Gutierrez credits her mother, two brothers and longtime friends for their support. Also, there was the link to soccer and teammates who were also her classmates.

“With high school soccer, you’re there with people you see every day,” Gutierrez said. “You’re close knit, and there’s more of a family vibe to it.”

In that sense, Gutierrez became more of a big sister last season with the arrival of freshmen varsity members Hannah Wright and Christina Settles.

“I took them under my wing, and we were all on the same page,” Gutierrez said. “We just clicked really well.’’

Gutierrez noted that she returned to be her old self then. Now she’s a team captain as selected by the coaches and her teammates.

“Over the years, I’ve seen leadership qualities in her,” Pirates coach Miguel Barragan said. “Little by little, they started coming out.
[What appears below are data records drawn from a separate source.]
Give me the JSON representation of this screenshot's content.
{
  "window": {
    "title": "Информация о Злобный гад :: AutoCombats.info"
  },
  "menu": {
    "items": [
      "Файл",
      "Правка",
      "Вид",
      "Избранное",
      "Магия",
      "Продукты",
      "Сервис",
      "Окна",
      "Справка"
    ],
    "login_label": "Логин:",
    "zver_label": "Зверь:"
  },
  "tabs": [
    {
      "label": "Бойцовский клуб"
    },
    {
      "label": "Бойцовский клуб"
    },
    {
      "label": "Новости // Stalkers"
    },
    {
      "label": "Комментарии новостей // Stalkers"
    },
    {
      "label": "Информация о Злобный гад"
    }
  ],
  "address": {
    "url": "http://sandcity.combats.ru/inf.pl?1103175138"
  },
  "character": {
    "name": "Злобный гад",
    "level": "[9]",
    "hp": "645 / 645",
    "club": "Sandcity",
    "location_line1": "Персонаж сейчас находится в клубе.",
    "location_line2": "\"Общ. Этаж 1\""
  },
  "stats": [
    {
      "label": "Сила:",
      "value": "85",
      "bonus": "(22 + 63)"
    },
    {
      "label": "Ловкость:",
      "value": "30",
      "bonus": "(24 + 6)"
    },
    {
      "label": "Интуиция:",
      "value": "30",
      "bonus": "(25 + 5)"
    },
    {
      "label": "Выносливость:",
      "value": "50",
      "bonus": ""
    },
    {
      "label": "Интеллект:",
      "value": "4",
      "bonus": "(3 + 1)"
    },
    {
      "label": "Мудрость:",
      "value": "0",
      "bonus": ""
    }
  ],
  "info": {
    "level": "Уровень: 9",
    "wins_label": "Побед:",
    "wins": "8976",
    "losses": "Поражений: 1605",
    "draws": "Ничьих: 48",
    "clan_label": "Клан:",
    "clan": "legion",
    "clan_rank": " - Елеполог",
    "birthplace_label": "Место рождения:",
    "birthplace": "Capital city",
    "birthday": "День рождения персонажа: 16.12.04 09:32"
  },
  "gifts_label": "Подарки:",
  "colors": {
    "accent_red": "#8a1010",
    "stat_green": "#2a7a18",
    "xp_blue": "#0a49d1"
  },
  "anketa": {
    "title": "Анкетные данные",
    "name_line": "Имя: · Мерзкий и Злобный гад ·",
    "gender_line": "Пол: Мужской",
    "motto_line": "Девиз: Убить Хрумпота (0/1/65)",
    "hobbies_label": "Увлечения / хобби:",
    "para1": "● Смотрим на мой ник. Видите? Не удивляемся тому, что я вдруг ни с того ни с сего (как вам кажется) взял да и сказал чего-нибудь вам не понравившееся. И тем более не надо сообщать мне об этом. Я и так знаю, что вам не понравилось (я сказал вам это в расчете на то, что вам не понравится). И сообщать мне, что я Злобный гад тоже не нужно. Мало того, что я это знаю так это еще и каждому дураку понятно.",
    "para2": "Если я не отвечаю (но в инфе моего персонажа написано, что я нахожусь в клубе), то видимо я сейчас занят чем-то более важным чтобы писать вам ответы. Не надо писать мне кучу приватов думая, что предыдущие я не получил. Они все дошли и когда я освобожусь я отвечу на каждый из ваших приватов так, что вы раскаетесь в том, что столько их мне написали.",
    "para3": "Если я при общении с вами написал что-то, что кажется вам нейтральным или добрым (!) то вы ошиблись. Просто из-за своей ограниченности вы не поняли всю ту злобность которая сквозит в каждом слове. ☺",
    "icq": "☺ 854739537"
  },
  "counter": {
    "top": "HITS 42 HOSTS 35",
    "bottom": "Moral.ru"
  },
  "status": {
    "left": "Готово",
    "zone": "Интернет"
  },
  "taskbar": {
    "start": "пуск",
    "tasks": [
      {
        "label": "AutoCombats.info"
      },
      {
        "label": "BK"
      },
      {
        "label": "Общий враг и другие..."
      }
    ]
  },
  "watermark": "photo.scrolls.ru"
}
The way she interacts with everyone, she’s done a great job.”

The 5-foot-3 Gutierrez has long been known for her soccer skills. At age 7, she was playing with girls two years older.

“Ciara has great vision of the game and great knowledge of it,” Barragan said. “She has a knack for being a playmaker and just has an amazing shot.”

Three times this season, Gutierrez has scored on shots from 40 yards out. Into last week, she had seven goals and five assists overall despite playing at center defender this season in a move from midfield to help the team.

“My favorite thing about soccer was always just the feeling you get after you score or take on a player,” Gutierrez said. “It was something that I lived for. The competition motivated me to want to be the best.”

So Gutierrez is looking for Oceanside to be at a peak for the San Diego Section Division II playoffs starting next week. A year ago, the Pirates (14-7-3) were ousted in their first game.

Whatever the final outcome, it’s already been a season of triumphs on and off the field for her.

“Because of what she’s gone through, she’s very understanding and compassionate of others through their own personal trials,” her mother said. “There have been so many blessings in this lesson.”

And as before, Gutierrez has been named class clown.

Truly, she can smile and laugh again.